The general buzz about anthropology’s engagement with Global Health seemed far away in my own panel, “Global Ageing: Towards a Shift From Cure to Care”, organised by Piet van Eeuwijk. The panel opened with a presentation by Jason Danely on caretakers for older people in Japan. He sketched the world of eldercare in Japan through vivid phrases: the “kidnappers” coming to round up older people early in the morning; the intimacy of care work, which in Japan is framed in similar categories as “hostess” work; and the constant manoeuvring of caretakers between the boundaries set by policy and feelings of responsibility for older clients. In doing so, the paper made an excellent case for closely examining caretaker vulnerability. Through rich case studies, Renske Visser, the next presenter, analysed implicit policy assumptions of what a “good death” entails in the United Kingdom and how elderly people’s wishes are not a stable entity but change in conversation with their physical ability. This formed a nice link to the paper I presented on how relations between grandparents and grandchildren in Tanzania change over time in the AIDS era. In my work “strength” and physical ability are central in the care work of raising grandchildren, but this plays out differently when children are infants, adolescents, or young adults. Also focusing on Tanzania, Piet van Eeuwijk continued the theme of strength when discussing the rise of diabetes among middle-class elderly people in Dar es Salaam and their difficulties in managing much-needed chronic care.

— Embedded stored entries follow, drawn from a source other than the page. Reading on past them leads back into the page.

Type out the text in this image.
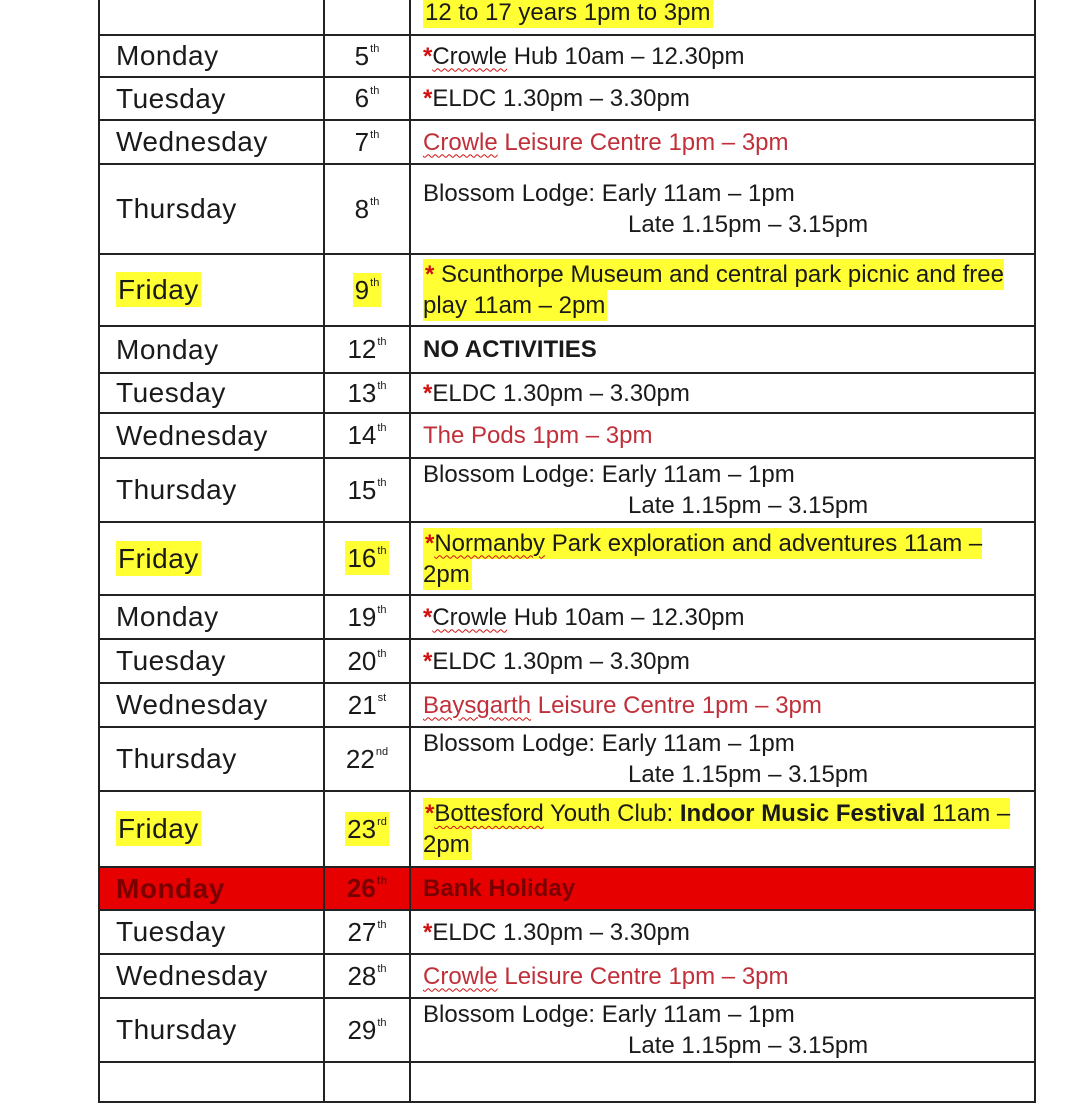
		12 to 17 years 1pm to 3pm
Monday	5th	*Crowle Hub 10am – 12.30pm
Tuesday	6th	*ELDC 1.30pm – 3.30pm
Wednesday	7th	Crowle Leisure Centre 1pm – 3pm
Thursday	8th	Blossom Lodge: Early 11am – 1pm
Late 1.15pm – 3.15pm

Friday	9th	* Scunthorpe Museum and central park picnic and free play 11am – 2pm
Monday	12th	NO ACTIVITIES
Tuesday	13th	*ELDC 1.30pm – 3.30pm
Wednesday	14th	The Pods 1pm – 3pm
Thursday	15th	Blossom Lodge: Early 11am – 1pm
Late 1.15pm – 3.15pm

Friday	16th	*Normanby Park exploration and adventures 11am – 2pm
Monday	19th	*Crowle Hub 10am – 12.30pm
Tuesday	20th	*ELDC 1.30pm – 3.30pm
Wednesday	21st	Baysgarth Leisure Centre 1pm – 3pm
Thursday	22nd	Blossom Lodge: Early 11am – 1pm
Late 1.15pm – 3.15pm

Friday	23rd	*Bottesford Youth Club: Indoor Music Festival 11am – 2pm
Monday	26th	Bank Holiday
Tuesday	27th	*ELDC 1.30pm – 3.30pm
Wednesday	28th	Crowle Leisure Centre 1pm – 3pm
Thursday	29th	Blossom Lodge: Early 11am – 1pm
Late 1.15pm – 3.15pm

Thinking about the limited interest in aging at the conference — with only eight people present (including panel participants) our session was rather intimate — I could not help but wonder whether current trends in Global Health, including the focus on technology and measurable evidence that we anthropologists so like to critique, are not also a lure for medical anthropologists themselves. Aging, care, disability: totally unsexy. Technologies: sexy! Surely it is not just funding mechanisms or urgency that shape medical anthropology’s engagement with Global Health. Perhaps our own disciplinary interests are more influenced by what is in fashion than we would like to imagine. By the close of the conference I found myself asking: Isn’t it time to not just tug at and nudge around the edges of the Global Health field, but to embrace, unpack, and, particularly, transport the richness and broad scope with which we view our subjects and apply those lenses to our own practices in Global Health, as well?

 

Josien de Klerk is a lecturer in the Global Public Health major at Leiden University College, The Hague. She has worked extensively on aging in the era of AIDS in Kenya and Tanzania, studying informal care, including self-care of both affected and infected older people in rural and urban settings. Her fieldwork is the basis of critical analysis of the politics around aging and care in the treatment-dominated AIDS landscape in East-Africa. Her current research interests center around the consequences of social welfare policies, looking at the introduction of social pensions in East-Africa and the (im)mobility of Dutch pensioners in Spain in the context of increasing austerity measures.